Eighty years ago, the Joint Committee on Indian Constitutional Reform said in its report: “Parliamentary government, as it is understood in the United Kingdom, works by the interaction of four essential factors: the principle of majority rule; the willingness of the minority for the time being to accept the decisions of the majority; the existence of great political parties divided by broad issues of policy, rather than by sectional interests; and finally the existence of a mobile body of public opinion, owning no permanent allegiance to any party and therefore able, by its instinctive reaction against extravagant movements on one side or the other, to keep the vessel on an even keel.”

It is this last factor, “a mobile body of public opinion” that the third force seeks to influence and mould.

In India, before independence, there existed a significant group of Liberals. Unfortunately, some of them drifted towards the Congress, which is why the report of the committee set up by Sir Tej Bahadur Sapru, made such little impact.

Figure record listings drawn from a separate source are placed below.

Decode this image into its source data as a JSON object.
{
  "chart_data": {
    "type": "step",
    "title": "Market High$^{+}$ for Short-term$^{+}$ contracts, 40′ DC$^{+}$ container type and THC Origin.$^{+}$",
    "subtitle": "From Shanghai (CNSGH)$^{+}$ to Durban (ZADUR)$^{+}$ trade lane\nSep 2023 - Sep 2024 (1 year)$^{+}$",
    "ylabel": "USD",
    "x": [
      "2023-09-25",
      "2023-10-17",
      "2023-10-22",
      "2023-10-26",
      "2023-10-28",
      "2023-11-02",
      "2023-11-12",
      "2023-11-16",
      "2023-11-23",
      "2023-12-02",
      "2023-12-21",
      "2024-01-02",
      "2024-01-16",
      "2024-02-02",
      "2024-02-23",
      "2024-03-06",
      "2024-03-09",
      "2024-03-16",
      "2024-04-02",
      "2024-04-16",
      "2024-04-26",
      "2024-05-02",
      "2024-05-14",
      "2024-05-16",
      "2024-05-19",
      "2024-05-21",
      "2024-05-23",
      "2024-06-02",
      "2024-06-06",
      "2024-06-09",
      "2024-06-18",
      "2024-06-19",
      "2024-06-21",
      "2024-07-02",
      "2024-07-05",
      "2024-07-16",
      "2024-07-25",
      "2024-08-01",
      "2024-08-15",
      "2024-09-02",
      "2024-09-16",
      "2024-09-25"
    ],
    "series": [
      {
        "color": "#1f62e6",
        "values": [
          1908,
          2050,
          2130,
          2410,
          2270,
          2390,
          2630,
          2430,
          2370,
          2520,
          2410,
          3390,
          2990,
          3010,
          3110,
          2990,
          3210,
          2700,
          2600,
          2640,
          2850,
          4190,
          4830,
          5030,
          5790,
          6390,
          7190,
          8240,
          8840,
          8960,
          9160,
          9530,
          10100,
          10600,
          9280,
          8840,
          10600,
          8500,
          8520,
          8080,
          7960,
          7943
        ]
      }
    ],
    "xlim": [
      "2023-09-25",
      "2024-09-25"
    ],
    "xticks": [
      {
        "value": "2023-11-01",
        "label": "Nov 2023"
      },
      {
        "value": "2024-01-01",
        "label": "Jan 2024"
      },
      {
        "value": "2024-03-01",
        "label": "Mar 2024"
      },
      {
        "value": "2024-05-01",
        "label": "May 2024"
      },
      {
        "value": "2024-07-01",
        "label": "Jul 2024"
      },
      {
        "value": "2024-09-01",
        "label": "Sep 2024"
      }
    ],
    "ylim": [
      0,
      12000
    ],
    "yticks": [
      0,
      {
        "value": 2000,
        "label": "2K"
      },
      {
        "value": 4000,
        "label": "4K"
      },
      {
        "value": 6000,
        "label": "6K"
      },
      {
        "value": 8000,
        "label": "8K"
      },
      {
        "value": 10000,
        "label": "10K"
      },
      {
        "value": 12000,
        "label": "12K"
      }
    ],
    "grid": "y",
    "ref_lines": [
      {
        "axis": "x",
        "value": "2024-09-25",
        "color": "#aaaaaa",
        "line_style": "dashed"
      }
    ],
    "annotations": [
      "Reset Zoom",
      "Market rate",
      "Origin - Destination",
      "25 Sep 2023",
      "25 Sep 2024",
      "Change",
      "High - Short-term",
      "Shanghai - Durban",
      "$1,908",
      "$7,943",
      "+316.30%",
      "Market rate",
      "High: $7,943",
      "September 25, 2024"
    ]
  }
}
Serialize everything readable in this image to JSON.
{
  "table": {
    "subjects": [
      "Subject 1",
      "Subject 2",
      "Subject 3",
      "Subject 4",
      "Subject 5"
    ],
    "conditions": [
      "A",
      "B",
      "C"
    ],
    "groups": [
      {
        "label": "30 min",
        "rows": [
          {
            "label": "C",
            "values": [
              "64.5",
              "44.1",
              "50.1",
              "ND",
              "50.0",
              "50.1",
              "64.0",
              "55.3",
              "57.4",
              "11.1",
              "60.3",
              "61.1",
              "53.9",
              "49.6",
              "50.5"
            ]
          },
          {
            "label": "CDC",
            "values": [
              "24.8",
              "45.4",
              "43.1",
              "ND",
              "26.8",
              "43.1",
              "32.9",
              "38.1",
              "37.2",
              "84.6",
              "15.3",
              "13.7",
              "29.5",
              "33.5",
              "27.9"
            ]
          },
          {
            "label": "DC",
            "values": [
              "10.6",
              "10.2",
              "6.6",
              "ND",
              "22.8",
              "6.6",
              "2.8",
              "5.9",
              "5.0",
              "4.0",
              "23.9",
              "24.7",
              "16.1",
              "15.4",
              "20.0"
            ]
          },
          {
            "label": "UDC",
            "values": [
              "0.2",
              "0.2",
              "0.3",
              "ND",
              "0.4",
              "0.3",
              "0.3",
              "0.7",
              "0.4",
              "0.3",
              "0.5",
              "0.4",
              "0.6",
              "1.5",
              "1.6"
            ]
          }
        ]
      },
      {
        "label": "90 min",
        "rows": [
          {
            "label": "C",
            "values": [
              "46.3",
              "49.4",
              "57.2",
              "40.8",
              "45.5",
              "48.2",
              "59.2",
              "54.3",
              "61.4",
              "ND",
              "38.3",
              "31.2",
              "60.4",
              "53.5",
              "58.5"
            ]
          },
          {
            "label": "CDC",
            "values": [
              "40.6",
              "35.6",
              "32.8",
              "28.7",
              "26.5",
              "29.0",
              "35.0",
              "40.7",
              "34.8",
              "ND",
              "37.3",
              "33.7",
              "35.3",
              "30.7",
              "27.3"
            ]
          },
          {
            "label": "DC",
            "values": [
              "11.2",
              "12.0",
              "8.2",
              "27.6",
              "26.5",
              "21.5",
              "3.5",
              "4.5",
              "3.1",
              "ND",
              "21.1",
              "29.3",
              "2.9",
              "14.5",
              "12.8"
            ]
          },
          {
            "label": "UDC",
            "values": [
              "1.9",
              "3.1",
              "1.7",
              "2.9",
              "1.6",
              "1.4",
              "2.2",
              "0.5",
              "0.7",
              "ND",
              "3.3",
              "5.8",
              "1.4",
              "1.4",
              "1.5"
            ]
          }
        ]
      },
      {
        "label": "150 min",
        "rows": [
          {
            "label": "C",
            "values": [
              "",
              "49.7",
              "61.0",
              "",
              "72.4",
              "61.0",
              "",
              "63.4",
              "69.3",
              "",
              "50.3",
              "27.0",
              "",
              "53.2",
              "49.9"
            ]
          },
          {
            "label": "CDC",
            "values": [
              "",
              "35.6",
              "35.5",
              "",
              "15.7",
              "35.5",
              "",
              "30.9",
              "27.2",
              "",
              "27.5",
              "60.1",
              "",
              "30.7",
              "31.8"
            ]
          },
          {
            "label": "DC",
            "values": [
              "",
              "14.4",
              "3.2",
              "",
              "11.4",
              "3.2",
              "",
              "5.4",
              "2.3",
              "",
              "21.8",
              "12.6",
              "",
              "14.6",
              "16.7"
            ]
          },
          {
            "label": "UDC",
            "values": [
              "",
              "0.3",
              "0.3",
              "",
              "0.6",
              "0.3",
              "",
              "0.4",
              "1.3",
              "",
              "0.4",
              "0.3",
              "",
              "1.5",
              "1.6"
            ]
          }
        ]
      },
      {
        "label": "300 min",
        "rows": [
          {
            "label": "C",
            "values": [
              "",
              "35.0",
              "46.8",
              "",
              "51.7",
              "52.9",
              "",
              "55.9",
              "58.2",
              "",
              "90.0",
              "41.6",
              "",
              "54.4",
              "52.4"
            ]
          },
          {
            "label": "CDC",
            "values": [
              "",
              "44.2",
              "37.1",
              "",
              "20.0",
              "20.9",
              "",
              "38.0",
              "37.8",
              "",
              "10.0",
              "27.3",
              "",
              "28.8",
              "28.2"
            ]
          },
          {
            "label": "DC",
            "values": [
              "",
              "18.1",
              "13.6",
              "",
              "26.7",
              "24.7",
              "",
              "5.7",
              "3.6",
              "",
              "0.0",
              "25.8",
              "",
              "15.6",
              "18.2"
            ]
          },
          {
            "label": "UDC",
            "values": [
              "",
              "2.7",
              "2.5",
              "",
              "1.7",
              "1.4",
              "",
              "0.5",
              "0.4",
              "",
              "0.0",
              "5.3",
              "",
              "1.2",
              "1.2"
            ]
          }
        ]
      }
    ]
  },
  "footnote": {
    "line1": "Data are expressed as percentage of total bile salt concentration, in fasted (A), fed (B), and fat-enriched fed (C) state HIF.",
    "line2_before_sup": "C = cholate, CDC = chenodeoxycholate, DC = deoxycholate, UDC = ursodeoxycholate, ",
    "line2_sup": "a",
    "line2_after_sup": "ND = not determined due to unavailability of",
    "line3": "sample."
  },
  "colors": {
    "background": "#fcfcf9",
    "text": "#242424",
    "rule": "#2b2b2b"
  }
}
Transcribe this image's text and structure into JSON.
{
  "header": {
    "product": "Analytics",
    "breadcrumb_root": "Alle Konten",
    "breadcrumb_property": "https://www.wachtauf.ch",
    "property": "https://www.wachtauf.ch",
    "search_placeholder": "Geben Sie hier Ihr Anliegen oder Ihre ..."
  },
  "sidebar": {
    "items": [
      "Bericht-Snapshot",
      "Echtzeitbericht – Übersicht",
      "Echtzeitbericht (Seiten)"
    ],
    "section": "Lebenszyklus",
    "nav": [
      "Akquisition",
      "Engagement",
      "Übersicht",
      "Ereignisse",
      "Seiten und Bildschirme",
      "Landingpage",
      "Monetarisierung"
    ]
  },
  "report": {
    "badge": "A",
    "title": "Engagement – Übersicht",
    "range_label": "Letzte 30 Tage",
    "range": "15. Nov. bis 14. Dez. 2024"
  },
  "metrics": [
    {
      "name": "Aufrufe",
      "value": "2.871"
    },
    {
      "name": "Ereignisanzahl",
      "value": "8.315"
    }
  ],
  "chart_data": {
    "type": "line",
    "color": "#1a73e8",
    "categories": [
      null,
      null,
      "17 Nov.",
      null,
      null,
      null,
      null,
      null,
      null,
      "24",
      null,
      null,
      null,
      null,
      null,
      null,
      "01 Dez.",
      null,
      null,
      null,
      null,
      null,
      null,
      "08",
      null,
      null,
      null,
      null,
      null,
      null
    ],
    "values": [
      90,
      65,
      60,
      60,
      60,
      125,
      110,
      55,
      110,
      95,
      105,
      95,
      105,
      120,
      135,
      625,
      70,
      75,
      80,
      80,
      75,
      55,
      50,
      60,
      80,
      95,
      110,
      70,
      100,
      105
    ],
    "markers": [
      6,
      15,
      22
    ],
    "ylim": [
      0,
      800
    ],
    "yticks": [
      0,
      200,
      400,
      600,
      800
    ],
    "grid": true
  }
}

Interestingly, as the divide between Muslim League and the Congress deepened, the Quaid had a word of advice for Muslims who disagreed with the League’s demand for Pakistan. In a speech at a public meeting in Bombay on Dec 21, 1945, he said “those Muslims who differ from the policy and programme of the All India Muslim League should start an independent and separate Muslim organisation but they should not join the Congress.”

Such an independent contribution need not be — indeed, should not be — confined to politicians. In this day and age, the media and think tanks play a significant role. But large sections of the media get politicised while political parties float. The BJP excels in this. Its foundations and other bodies handsomely pay recruits from among retired army officials and others. This is not a third voice. It is the echo of stooges.

The writer is an author and a lawyer based in Mumbai.